Erin Miller, chief student services officer for FISD, told the board the district is updating its discipline philosophy altogether.

“We want to change behavior, not punish,” Miller said.
FISD wants to move away from the idea of discipline and focus on behavior management, she said. For FISD, Miller said, this means focusing on restorative practices, teachable moments and changing behavior—not punishing students. The district has also been addressing implicit bias as part of this work, Assistant Director of Communications Meghan Cone said.


FISD campuses had a more formulaic approach to discipline before this shift toward behavior management, Cone said. In the past, a fight among students would generally result in three days of out-of-school suspension and three days of in-school suspension at FISD campuses—although this was not a district-wide policy or standard, Cone said.

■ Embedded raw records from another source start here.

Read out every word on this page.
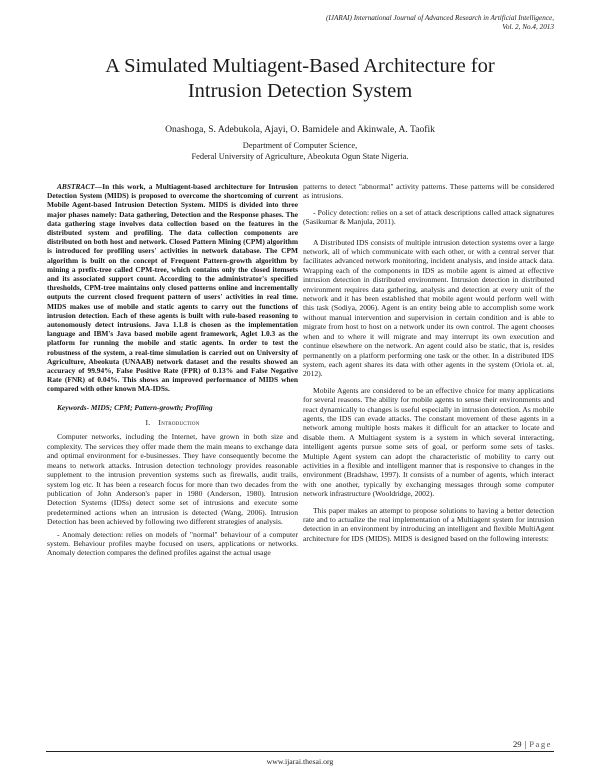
(IJARAI) International Journal of Advanced Research in Artificial Intelligence,
Vol. 2, No.4, 2013
A Simulated Multiagent-Based Architecture for
Intrusion Detection System
Onashoga, S. Adebukola, Ajayi, O. Bamidele and Akinwale, A. Taofik
Department of Computer Science,
Federal University of Agriculture, Abeokuta Ogun State Nigeria.
ABSTRACT—In this work, a Multiagent-based architecture for Intrusion Detection System (MIDS) is proposed to overcome the shortcoming of current Mobile Agent-based Intrusion Detection System. MIDS is divided into three major phases namely: Data gathering, Detection and the Response phases. The data gathering stage involves data collection based on the features in the distributed system and profiling. The data collection components are distributed on both host and network. Closed Pattern Mining (CPM) algorithm is introduced for profiling users' activities in network database. The CPM algorithm is built on the concept of Frequent Pattern-growth algorithm by mining a prefix-tree called CPM-tree, which contains only the closed itemsets and its associated support count. According to the administrator's specified thresholds, CPM-tree maintains only closed patterns online and incrementally outputs the current closed frequent pattern of users' activities in real time. MIDS makes use of mobile and static agents to carry out the functions of intrusion detection. Each of these agents is built with rule-based reasoning to autonomously detect intrusions. Java 1.1.8 is chosen as the implementation language and IBM's Java based mobile agent framework, Aglet 1.0.3 as the platform for running the mobile and static agents. In order to test the robustness of the system, a real-time simulation is carried out on University of Agriculture, Abeokuta (UNAAB) network dataset and the results showed an accuracy of 99.94%, False Positive Rate (FPR) of 0.13% and False Negative Rate (FNR) of 0.04%. This shows an improved performance of MIDS when compared with other known MA-IDSs.
Keywords- MIDS; CPM; Pattern-growth; Profiling
I. Introduction
Computer networks, including the Internet, have grown in both size and complexity. The services they offer made them the main means to exchange data and optimal environment for e-businesses. They have consequently become the means to network attacks. Intrusion detection technology provides reasonable supplement to the intrusion prevention systems such as firewalls, audit trails, system log etc. It has been a research focus for more than two decades from the publication of John Anderson's paper in 1980 (Anderson, 1980). Intrusion Detection Systems (IDSs) detect some set of intrusions and execute some predetermined actions when an intrusion is detected (Wang, 2006). Intrusion Detection has been achieved by following two different strategies of analysis.
- Anomaly detection: relies on models of "normal" behaviour of a computer system. Behaviour profiles maybe focused on users, applications or networks. Anomaly detection compares the defined profiles against the actual usage
patterns to detect "abnormal" activity patterns. These patterns will be considered as intrusions.
- Policy detection: relies on a set of attack descriptions called attack signatures (Sasikumar & Manjula, 2011).
A Distributed IDS consists of multiple intrusion detection systems over a large network, all of which communicate with each other, or with a central server that facilitates advanced network monitoring, incident analysis, and inside attack data. Wrapping each of the components in IDS as mobile agent is aimed at effective intrusion detection in distributed environment. Intrusion detection in distributed environment requires data gathering, analysis and detection at every unit of the network and it has been established that mobile agent would perform well with this task (Sodiya, 2006). Agent is an entity being able to accomplish some work without manual intervention and supervision in certain condition and is able to migrate from host to host on a network under its own control. The agent chooses when and to where it will migrate and may interrupt its own execution and continue elsewhere on the network. An agent could also be static, that is, resides permanently on a platform performing one task or the other. In a distributed IDS system, each agent shares its data with other agents in the system (Oriola et. al, 2012).
Mobile Agents are considered to be an effective choice for many applications for several reasons. The ability for mobile agents to sense their environments and react dynamically to changes is useful especially in intrusion detection. As mobile agents, the IDS can evade attacks. The constant movement of these agents in a network among multiple hosts makes it difficult for an attacker to locate and disable them. A Multiagent system is a system in which several interacting, intelligent agents pursue some sets of goal, or perform some sets of tasks. Multiple Agent system can adopt the characteristic of mobility to carry out activities in a flexible and intelligent manner that is responsive to changes in the environment (Bradshaw, 1997). It consists of a number of agents, which interact with one another, typically by exchanging messages through some computer network infrastructure (Wooldridge, 2002).
This paper makes an attempt to propose solutions to having a better detection rate and to actualize the real implementation of a Multiagent system for intrusion detection in an environment by introducing an intelligent and flexible MultiAgent architecture for IDS (MIDS). MIDS is designed based on the following interests:
29 | Page
www.ijarai.thesai.org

Miller said the district instead wants to consider the context of each individual situation and each student. The goal is to try to teach students how to behave appropriately in a learning environment—not punish them according to a matrix or formula, she said.

FISD has been working on a new discipline philosophy for a couple years and is developing a new matrix that focuses on behavior management. Cone said the details are still in flux, and the district has not finalized the new matrix.

According to the National Education Association, out-of-school suspensions are the No. 1 predictor of school dropout rates, reliance on social welfare programs, probability of future unemployment and imprisonment.


U.S. Department of Education's Office for Civil Rights data from 2014 show that Black students across the nation are suspended and expelled three times more often than white students.

Miller told the school board that throughout the course of her career as an educator, the concept of discipline in schools has changed. Before, discipline was intended to be punitive.

“This [new philosophy] is very different from my first year of teaching in 1995 in Lubbock, Texas, when the principal called me in because he needed a witness as he paddled a kid,” Miller said.

In recent years, studies have emerged that suggest punitive practices—such as expulsions and out-of-school suspensions—have long-lasting negative effects and are disproportionately applied to Black students. In response, the TEA moved toward a restorative justice approach in 2015. This approach focuses on relationship building, aims to create belonging over exclusion and promotes meaningful accountability—not punishment.


“We need to be looking at discipline differently,” Miller said. “Times have changed, and we need to change with them.”